Brazil's total debt rose in 2003, however, reaching a new record, of US$343 billion (calculation by the Financial Times). In 2004, the government must pay US$37 billion in amortization. Any capital flight and jacking up of the country risk, and Brazil won't be able to finance its debts. The Financial Times warned Brazil that it got by in 2003 because foreign capital favored it, but "how many of Brazil's gains could unravel with a shift in investor sentiment?" Last year's cuts in social security benefits and brutal budget austerity helped "the sustainability of its debt. Yet to consolidate investor confidence, Brazil must implement further structural reforms to make the public and private sectors more competitive," the FT demanded.
Panamanian Gnostic Slanders LaRouche; Defends Drug Runners
On Jan. 11, the Panamanian daily La Prensa published a byzantine slander against U.S. Presidential candidate Lyndon LaRouche, penned by one of the paper's leading columnists, the notorious anti-Semite, self-avowed gnostic, and long-time LaRouche-hater Guillermo Sanchez Borbon. This was not the first time Sanchez Borbon and La Prensa had slandered LaRouche. The daily is still stinging from the fact that EIR exposed the owner of the paper, Roberto Eisenmann, as being tied to a Florida drug-trafficking ring, in EIR's famous July 1986 Special Report, "White Paper on the Panama Crisis" (re-issued in expanded form in December 1987).
Ostensibly, Sanchez Borbon's latest rage fit was triggered by the fact that a leader of the Democratic Revolutionary Party (PRD) of Panama has submitted a copy of the aforementioned EIR report, as documentation in a corruption suit filed against the current Controller General of the country, Alvin Weeden. Weeden's ties to the same drug-trafficking ring as La Prensa, are documented in the EIR Special Report.
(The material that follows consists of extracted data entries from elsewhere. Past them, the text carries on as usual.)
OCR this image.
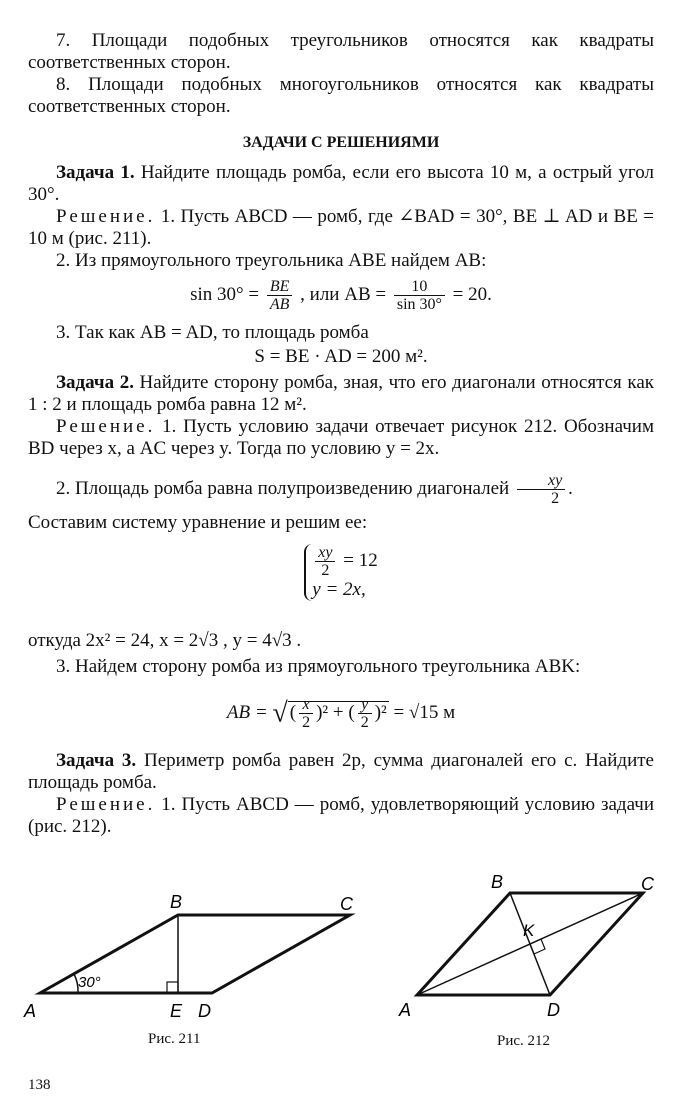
7. Площади подобных треугольников относятся как квадраты соответственных сторон.

8. Площади подобных многоугольников относятся как квадраты соответственных сторон.

ЗАДАЧИ С РЕШЕНИЯМИ

Задача 1. Найдите площадь ромба, если его высота 10 м, а острый угол 30°.

Решение. 1. Пусть ABCD — ромб, где ∠BAD = 30°, BE ⊥ AD и BE = 10 м (рис. 211).

2. Из прямоугольного треугольника ABE найдем AB:

$\sin 30^\circ = \frac{BE}{AB}$ , или AB = $\frac{10}{\sin 30^\circ} = 20$.

3. Так как AB = AD, то площадь ромба

S = BE · AD = 200 м².

Задача 2. Найдите сторону ромба, зная, что его диагонали относятся как 1 : 2 и площадь ромба равна 12 м².

Решение. 1. Пусть условию задачи отвечает рисунок 212. Обозначим BD через x, а AC через y. Тогда по условию y = 2x.

2. Площадь ромба равна полупроизведению диагоналей $\frac{xy}{2}$ .

Составим систему уравнение и решим ее:

$\frac{xy}{2} = 12$
y = 2x,

откуда 2x² = 24, x = 2√3 , y = 4√3 .

3. Найдем сторону ромба из прямоугольного треугольника ABK:

AB = √ ( $\frac{x}{2} )^2$ + ( $\frac{y}{2} )^2 = √15$ м

Задача 3. Периметр ромба равен 2p, сумма диагоналей его c. Найдите площадь ромба.

Решение. 1. Пусть ABCD — ромб, удовлетворяющий условию задачи (рис. 212).

30°
A
B	C
D
E
Рис. 211
A
B	C
D
K
Рис. 212
138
The only truthful statement made by Sanchez Borbon in what is otherwise a rehash of the usual tired slanders of LaRouche (he sees "conspiracies even in his soup," etc.), is that he (Sanchez Borbon) got a terrible headache when he tried to read LaRouche, because he was incapable of understanding anything.
The article does reveal that some very dirty Panamanian circles evidently feel upset enough at LaRouche's exploding influence, to publicly fulminate against it.